In many cases when patients experience ongoing altered mental status and respiratory depression after the administration of naloxone it is found to be associated with other Factors including coingestion of other substance like alcohol and benzodiazepines, anoxic brain injuries, hypothermia, hyperkalemia, and or rhabdomyolysis. For this patient cohort, their symptoms will not resolve with naloxone, regardless of the amount that is administered, and they will require ongoing evaluation and care at the hospital.

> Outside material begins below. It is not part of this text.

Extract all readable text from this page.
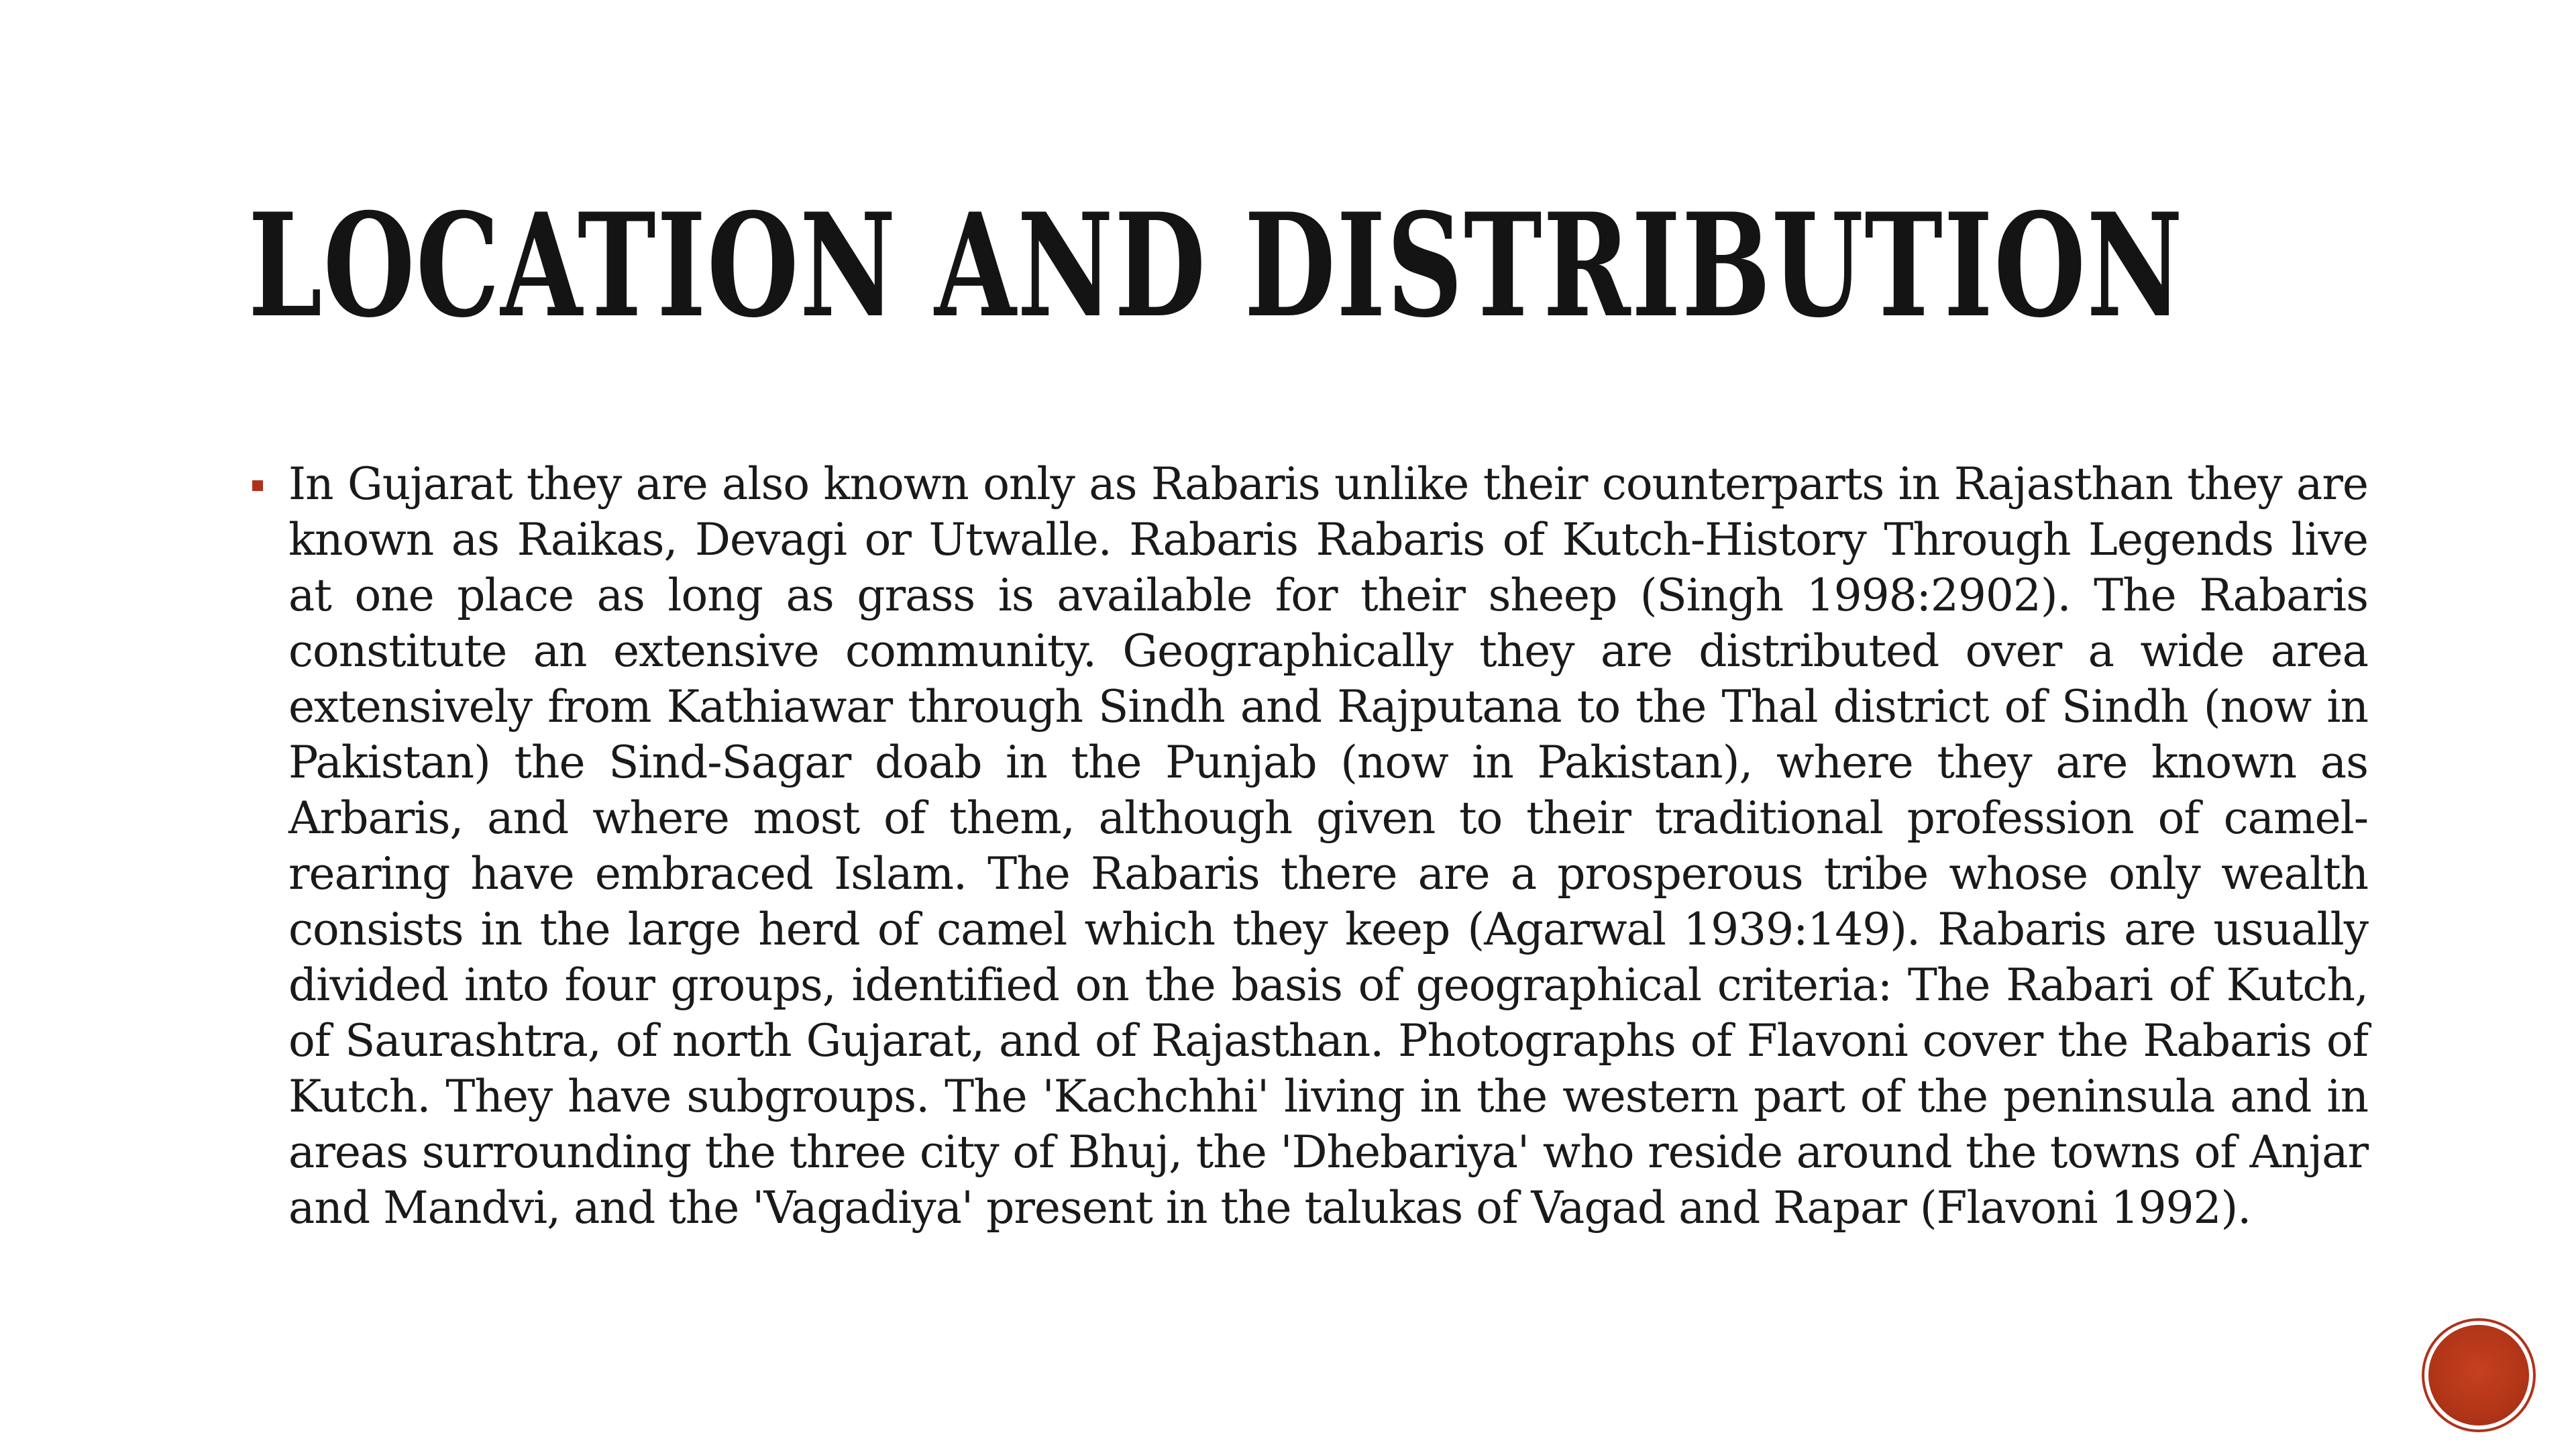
LOCATION AND DISTRIBUTION

In Gujarat they are also known only as Rabaris unlike their counterparts in Rajasthan they are known as Raikas, Devagi or Utwalle. Rabaris Rabaris of Kutch-History Through Legends live at one place as long as grass is available for their sheep (Singh 1998:2902). The Rabaris constitute an extensive community. Geographically they are distributed over a wide area extensively from Kathiawar through Sindh and Rajputana to the Thal district of Sindh (now in Pakistan) the Sind-Sagar doab in the Punjab (now in Pakistan), where they are known as Arbaris, and where most of them, although given to their traditional profession of camel-rearing have embraced Islam. The Rabaris there are a prosperous tribe whose only wealth consists in the large herd of camel which they keep (Agarwal 1939:149). Rabaris are usually divided into four groups, identified on the basis of geographical criteria: The Rabari of Kutch, of Saurashtra, of north Gujarat, and of Rajasthan. Photographs of Flavoni cover the Rabaris of Kutch. They have subgroups. The 'Kachchhi' living in the western part of the peninsula and in areas surrounding the three city of Bhuj, the 'Dhebariya' who reside around the towns of Anjar and Mandvi, and the 'Vagadiya' present in the talukas of Vagad and Rapar (Flavoni 1992).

In the clinical setting, the safest and most effective strategy is to use judicious amounts of naloxone in conjunction with a comprehensive treatment plan that includes appropriate airway management, ventilation, oxygenation, resuscitation, assessment, and monitoring. There is little to no evidence to support the use of high dose naloxone by trained rescuers, especially in the absence of strong evidence that validates its need.
The Debrief
- Naloxone administration is one part of a comprehensive treatment strategy when a patient is suffering from opioid overdose.
- While fentanyl and its analogs are extremely potent, there is little to no evidence to validate the claim that high-dose naloxone is useful in the clinical setting.
- If a patient’s altered mental status and respiratory depression are persistent after the administration of naloxone then medical providers should have a high index of suspicion for additional complicating conditions such as polysubstance ingestion, as well as cardiac, pulmonary, or CNS pathologies.